18C’est précisément à un marqueur d’honorabilité que s’intéresse Isabelle Grangaud dans une étude élaborée à partir de sources constantinoises d’époque moderne : le titre de sayyid. À la différence de l’acception orientale, qui en assigne l’usage aux seuls membres des lignages d’ascendance chérifienne, le titre à Constantine, au cours de l’époque ottomane, ne connaît pas une telle stabilité. L’enquête montre deux phénomènes. D’une part, on ne peut saisir l’évolution du titre sans prendre acte, à compter du xviiie siècle, d’une transformation onomastique plus globale : jusque là marquées par des fonctions classificatoires a large maillage territorial, les identités nominales en viennent à afficher leur dimension généalogique alliée à l’inscription locale. D’autre art, l’usage du titre de Sayyid différait grandement selon les situations d’enregistrement des identités, révélant une variété de classification sociales trop rarement prises en compte par les historiens. Anne Kazazian interroge ainsi les formes de désignation des membres d’une communauté particulière de l’Égypte du xixe siècle : les Arméniens. Elle présente les modalités selon lesquelles sont identifiés les membres de cette communauté dans les registres paroissiaux et notariés tenus par la communauté apostolique. Jusqu’en 1864, date à laquelle le Patriarcat de Constantinople impose une uniformisation des procédures d’identification et des libellés identitaires, les identités ne sont pas fixées, mais varient en fonction des contextes ou des conditions d'énonciation. L’enjeu est en effet de pouvoir distinguer sans risque d’erreur une personne d’une autre en multipliant des indications distinctives pratiques. Ce faisant, elle souligne que si les usages sont divers qui visent à noter, qualifier, voire stigmatiser, inversement et pour les mêmes raisons, l’identification ne s’impose pas toujours, et il est loisible de repérer, comme autant de signes de ce que recouvre l’enjeu de l’identification, les silences de la renommée, ou même les silences de la normalité.

Reconnaissance et incertitude

19Le deuxième ensemble de contributions s’attache plus particulièrement à explorer le trouble que provoquent la reconnaissance et les incertitudes qui y sont attachées. Énoncer l’identité de soi ou d’un autre se veut une opération décisive, qui établit la continuité de la personne à elle-même, la distingue de tout autre, affirme la vérité des termes et des signes qui la définissent. Selon les contextes, la vérité peut être entendue comme transparence de l’énoncé au réel, ou comme preuve. Le droit musulman s’est attaché avec soin à élaborer les procédures d’identification des parties et des témoins, avec d’autant plus d’insistance que la doctrine affirme sans relâche que la preuve par excellence (bayyina) est testimoniale : ce qui engendrait des inquiétudes, difficiles à apaiser, face à l’erreur sur la personne, notamment vis-à-vis des femmes — supposées voilées dans l’espace public, et entre autres, au tribunal, — des étrangers au lieu, autrement dit inconnus, ou encore des individus non qualifiés ou disqualifiés pour établir un témoignage. Les imposteurs de toute nature abondaient, au moins dans la littérature de fiction. Ils étaient d’autant plus à craindre que l’apparence, notamment vestimentaire, jouait un grand rôle dans la reconnaissance, multipliant les possibilités de méprise ou d’imposture.
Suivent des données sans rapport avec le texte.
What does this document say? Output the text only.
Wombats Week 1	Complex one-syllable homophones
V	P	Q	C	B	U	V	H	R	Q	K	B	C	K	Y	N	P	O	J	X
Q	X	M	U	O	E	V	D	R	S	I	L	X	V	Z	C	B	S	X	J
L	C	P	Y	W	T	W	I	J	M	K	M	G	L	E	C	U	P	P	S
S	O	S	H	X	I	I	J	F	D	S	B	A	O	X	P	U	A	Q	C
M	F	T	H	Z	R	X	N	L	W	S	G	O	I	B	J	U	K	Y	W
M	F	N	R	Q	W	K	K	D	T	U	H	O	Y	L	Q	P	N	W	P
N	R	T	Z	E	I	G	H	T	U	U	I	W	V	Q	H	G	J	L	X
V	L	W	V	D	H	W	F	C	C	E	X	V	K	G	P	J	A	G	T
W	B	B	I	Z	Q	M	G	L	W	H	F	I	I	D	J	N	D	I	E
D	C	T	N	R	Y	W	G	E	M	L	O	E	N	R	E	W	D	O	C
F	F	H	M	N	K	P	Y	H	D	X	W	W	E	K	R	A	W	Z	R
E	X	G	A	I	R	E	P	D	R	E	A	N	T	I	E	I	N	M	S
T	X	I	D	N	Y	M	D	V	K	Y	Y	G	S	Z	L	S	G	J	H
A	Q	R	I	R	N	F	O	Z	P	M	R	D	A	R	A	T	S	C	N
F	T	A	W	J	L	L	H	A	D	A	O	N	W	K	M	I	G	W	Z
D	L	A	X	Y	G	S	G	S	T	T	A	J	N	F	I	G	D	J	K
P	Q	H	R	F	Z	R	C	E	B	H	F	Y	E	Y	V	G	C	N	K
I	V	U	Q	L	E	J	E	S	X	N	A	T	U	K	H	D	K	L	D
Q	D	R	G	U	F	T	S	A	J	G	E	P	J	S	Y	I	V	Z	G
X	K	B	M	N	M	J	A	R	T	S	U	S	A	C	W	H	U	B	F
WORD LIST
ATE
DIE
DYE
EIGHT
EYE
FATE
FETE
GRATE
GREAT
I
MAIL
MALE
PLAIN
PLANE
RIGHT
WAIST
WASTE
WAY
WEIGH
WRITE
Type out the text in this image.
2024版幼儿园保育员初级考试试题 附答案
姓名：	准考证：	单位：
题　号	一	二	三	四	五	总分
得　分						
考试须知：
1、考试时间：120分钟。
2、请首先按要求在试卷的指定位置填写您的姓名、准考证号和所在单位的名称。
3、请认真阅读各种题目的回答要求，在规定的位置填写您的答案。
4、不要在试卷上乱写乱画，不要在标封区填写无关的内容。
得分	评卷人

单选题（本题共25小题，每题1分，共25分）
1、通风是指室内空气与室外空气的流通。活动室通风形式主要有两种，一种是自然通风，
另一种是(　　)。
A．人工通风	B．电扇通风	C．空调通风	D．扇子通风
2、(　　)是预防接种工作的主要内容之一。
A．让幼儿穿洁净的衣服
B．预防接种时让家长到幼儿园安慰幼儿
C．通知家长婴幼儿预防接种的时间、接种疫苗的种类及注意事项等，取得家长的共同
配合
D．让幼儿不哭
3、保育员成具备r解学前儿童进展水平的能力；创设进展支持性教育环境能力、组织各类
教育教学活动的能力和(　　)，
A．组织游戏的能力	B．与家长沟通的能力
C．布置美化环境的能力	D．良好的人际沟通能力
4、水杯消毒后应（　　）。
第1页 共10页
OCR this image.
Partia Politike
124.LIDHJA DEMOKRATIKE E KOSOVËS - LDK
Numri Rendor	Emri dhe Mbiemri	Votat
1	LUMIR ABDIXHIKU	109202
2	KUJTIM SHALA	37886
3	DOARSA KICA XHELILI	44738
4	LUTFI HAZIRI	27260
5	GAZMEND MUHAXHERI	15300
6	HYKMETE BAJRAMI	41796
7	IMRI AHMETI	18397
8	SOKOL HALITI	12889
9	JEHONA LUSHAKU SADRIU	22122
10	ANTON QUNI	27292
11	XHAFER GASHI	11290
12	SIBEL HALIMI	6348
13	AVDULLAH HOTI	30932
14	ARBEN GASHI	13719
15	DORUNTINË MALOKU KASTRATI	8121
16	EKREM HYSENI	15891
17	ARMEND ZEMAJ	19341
  • 6  Rappelons ici que l’abondante historiographie de la société ottomane s’appuie au premier chef sur (...)

20Sans doute ces inquiétudes et cet imaginaire disent-ils beaucoup des limites que les sociétés étudiées étaient présumées s’imposer ; de la marginalisation et des transgressions qu’elles suscitaient. Pourtant la vision normée de la société à laquelle invitent les sources juridiques ou notariales/judiciaires6 ne doit pas restreindre la question de la reconnaissance à celle de la preuve. Car dans bien des situations l’identification s’arrête à la caractérisation des personnes, sans chercher à distinguer à coup sûr leur individualité propre : on ne se préoccupe alors que de l’aspect de celles-ci qui intéresse sur le moment, et qui peut être un enjeu décisif par ses conséquences matérielles, par exemple sur son statut. Ce jeu de moindre tension laisse opportunément du champ à l’identique, à l’incertitude, à la confiance aussi, même lorsque la familiarité fait défaut.

21Les deux premières contributions qui composent la deuxième partie de ce volume, se penchent sur la littérature juridique. Mathieu Tillier montre qu’en justice, dans l’Iraq abbasside, les enjeux et modalités d’identification de personnes variaient selon leur position dans la procédure : juge, parties présentes et absentes, témoins, objets du litige, recevaient un traitement différent. Les juges recouraient à une large panoplie de moyens d’identification, dont les juristes ont impitoyablement démonté la fiabilité ; aussi estimaient-ils qu’ils devaient être redoublés par le double témoignage oral, ce qui revenait à accorder la prééminence à la notoriété, en dépit de limites elles aussi reconnues. Le souci d’atteindre la bonne personne pouvait d’ailleurs être contourné de manière légale, comme le montre Brigitte Marino à partir du Livre des ventes d’al-Ṭaḥâwî (ixe-xe siècles) : des transactions pouvaient être légalement conclues par l’intermédiaire de prête-noms. Quelques cas relevés dans les registres du tribunal de Damas à l’époque ottomane confirment que cet artifice, constamment reconnu par les recueils de fatwas, était bel et bien pratiqué : le tribunal acceptait qu’un tel avoue avoir prêté son nom dans une transaction ainsi annulée.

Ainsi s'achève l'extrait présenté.